As per DeHaan’s wishes, proceeds from the sale, plus other assets from DeHaan’s estate, will be used to establish an endowment that will “really significantly expand Christel House and its impact,” said the organization’s CEO, Bart Peterson.
“We have a rare opportunity … to expand what this organization does,” Peterson told IBJ on Wednesday. “There’s such great need everywhere in the world. We’re pretty enthusiastic about what we can do for the kids around the world that Christel devoted her life to.”
Christel House serves 6,688 students at nine schools: four in Indianapolis, two in India and one each in Jamaica, Mexico and South Africa. The organization also provides students with five years of post-graduation support in the form of financial, academic and career assistance through its Christel House College and Careers program.
Peterson said the organization plans to open additional schools, likely starting with international locations. Those new schools could be in countries where Christel House already operates, or they might be in new countries. The organization also is considering other ways it might grow—perhaps by expanding its existing schools or finding new ways to help the communities in which those schools operate.

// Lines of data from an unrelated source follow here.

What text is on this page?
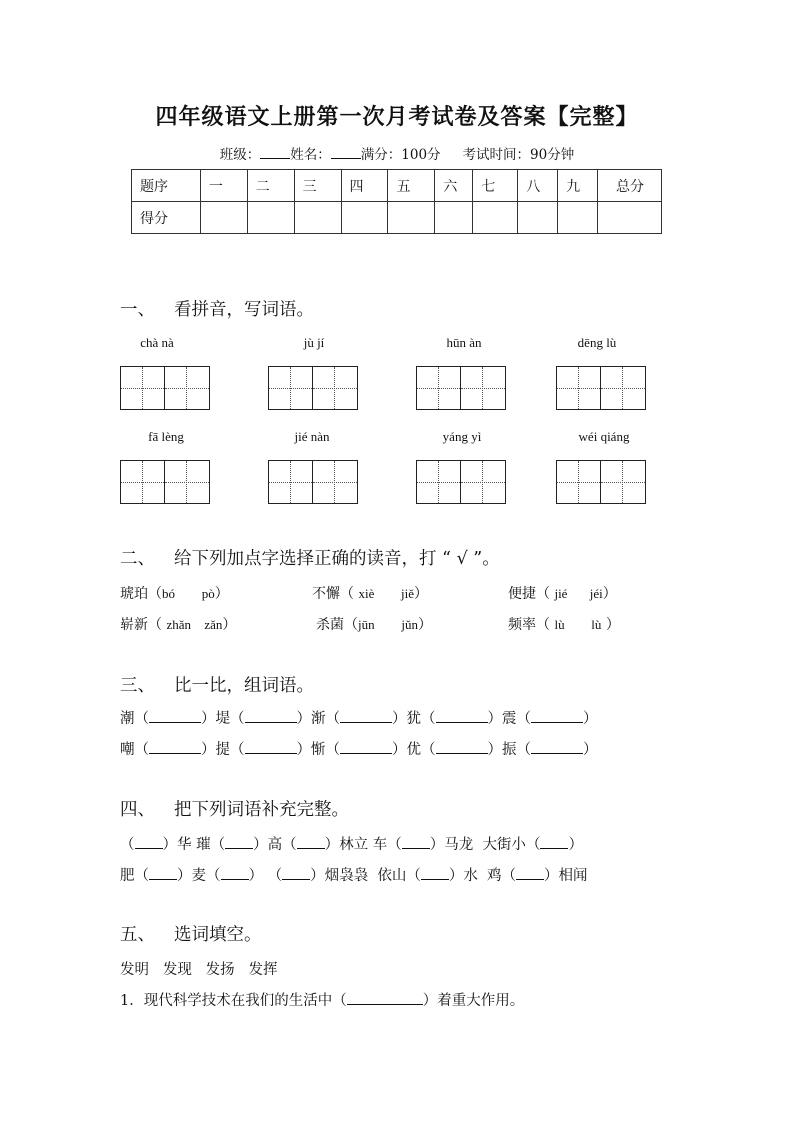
四年级语文上册第一次月考试卷及答案【完整】
班级： 姓名： 满分：100分 考试时间：90分钟
题序	一	二	三	四	五	六	七	八	九	总分
得分										
一、 看拼音，写词语。
chà nà	jù jí	hūn àn	dēng lù
fā lèng	jié nàn	yáng yì	wéi qiáng
二、 给下列加点字选择正确的读音，打 “ √ ”。
琥珀（bó pò）	不懈（ xiè jiě）	便捷（ jié jéi）
崭新（ zhǎn zǎn）	杀菌（jūn jǔn）	频率（ lù lù ）
三、 比一比，组词语。
潮（	）堤（	）渐（	）犹（	）震（	）
嘲（	）提（	）惭（	）优（	）振（	）
四、 把下列词语补充完整。
（ ）华 璀（ ）高（ ）林立 车（ ）马龙 大街小（ ）
肥（ ）麦（ ） （ ）烟袅袅 依山（ ）水 鸡（ ）相闻
五、 选词填空。
发明 发现 发扬 发挥
1．现代科学技术在我们的生活中（	）着重大作用。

DeHaan’s wish was that her estate and other assets be used to create an endowment to fund Christel House’s work after her death, Peterson said. He said the organization’s expansion plans are still being determined. As such, the organization does not currently have firm numbers as to the number of schools it might add, or the increase in enrollment it’s targeting, in coming years.
DeHaan, a native of Germany, cofounded a timeshare exchange company called Resort Condominiums International in 1974. She sold the company in 1996 for $825 million, and in 1998 she established the not-for-profit organization Christel House International.
The Michigan Road home was completed in 2007. The estate is named Linden House, after the tree that is popular in her home country. DeHaan also had linden trees planted at the estate.
The lakeside home is unique in Indianapolis, with 61 rooms, five fireplaces, terraced patios, indoor and outdoor pools, acres of gardens and other amenities. Half of the home was designed to serve as DeHaan’s private residence and the other half is set up to accommodate events and gatherings.
“This is on a totally different level from anything I’ve ever seen,” Sotheby’s Johnson said.
Johnson said he’s had a flood of interest in the property since the listing was posted on Monday, including several queries from agents with “prospective buyers, legitimate buyers with the wherewithal to purchase the property.”
So far, Johnson said, the prospective buyers have all been residents of the greater Indianapolis area. The first showing of the property is scheduled for Wednesday.
Johnson said the high level of interest suggests that the property might end up selling for more than the $14 million asking price.
The home is fully furnished. Furnishings are not included in the asking price, but the purchaser will be able to buy them for an additional amount, Johnson said. The purchaser will also have the option of acquiring an adjacent 18-acre parcel that is not part of the $14 million, 151-acre estate. That additional 18 acres is on the north side of the lake.
The property is zoned for residential use, Johnson said, and he anticipates that the purchaser will be an individual or family.
“We are marketing it as a residence, and for sale as a residence,” he said.